The other style of food that gets me hot and bothered? To quote Anthony Bourdain: Meat in tube form. A platter of Polish sausages served with sauerkraut and mustard was our main. Blood sausage you say? Oh my god yes. Sound creepy to you? Don't think of the name - just try it. If you like sausage and sausage breakfast-patties - you will like this. Yeah, it's a little iron-y… but you're a mammal - your steak had blood running through and around it - let's eat the isolated source! It's freaking good!
From here - it was time to head back to the venue in Warsaw to meet up with another one of our long-time friends from Poland: Magdalena. Magdalena - to say the least - is an artist. Her painting skills when I first met her were near-legendary… nowadays? She's progressed so much to a point that I am convinced in a few more years of honing her skills - she will be one of the only modern-day painters who paints like the classical-greats. She's that good.
We heard about her back in the day due to her renditions of Trivium band members. At the show, she brought along her mother (a big Trivium fan as well!), sister, boyfriend, and a few others. Magda soon presented the four of us with her newest creation: updated paintings of the Trivium boys in their In Waves garbs. Impeccable. She even nailed Nick's classic… uh… Nick look. Ha!

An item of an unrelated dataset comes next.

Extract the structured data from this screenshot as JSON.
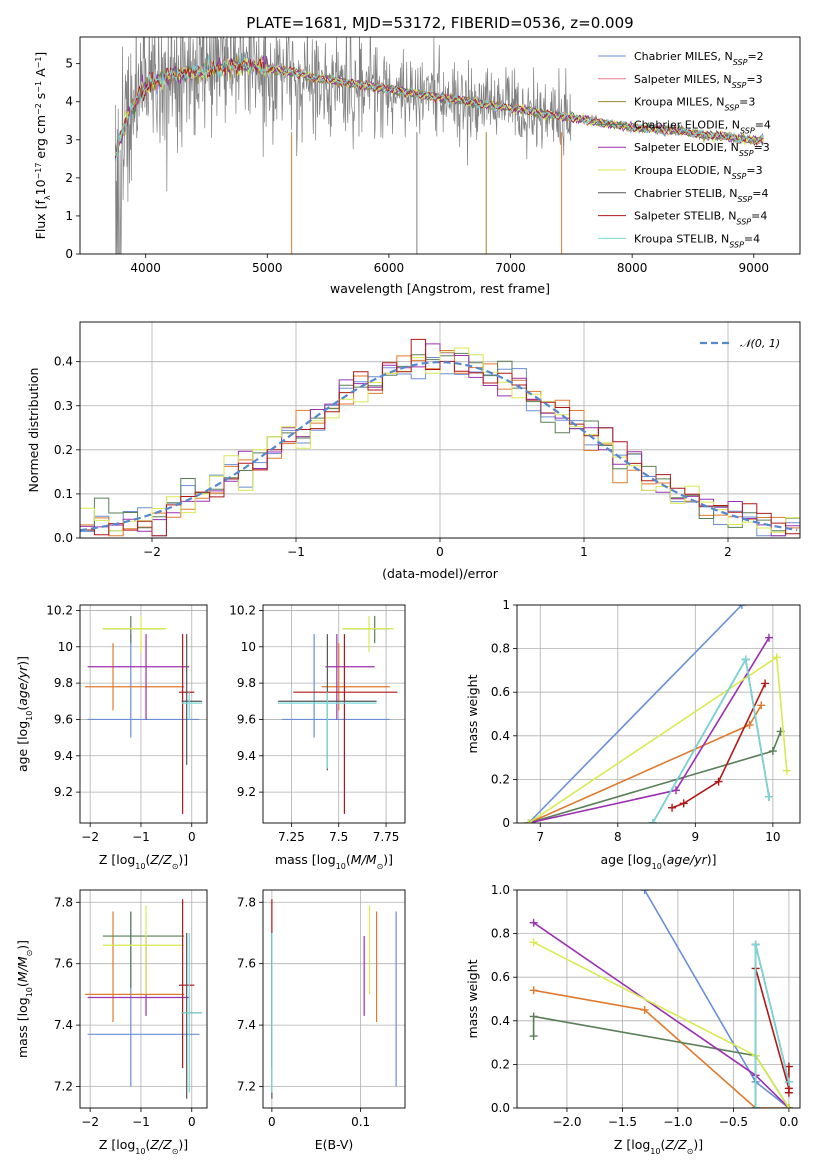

The first time we played Warsaw, I think 80 kids showed up. That night? 1,000 kids. Sold out show. Incredible. My Polish keeps getting better too. It's gotta be all that Polish alcohol and food I consume.
We wrapped up an incredible show (some of the Behemoth dudes even came by!) and I was off to Robert's for a nightcap beer with some friends and a doze to prep for my day of Warsaw the next day.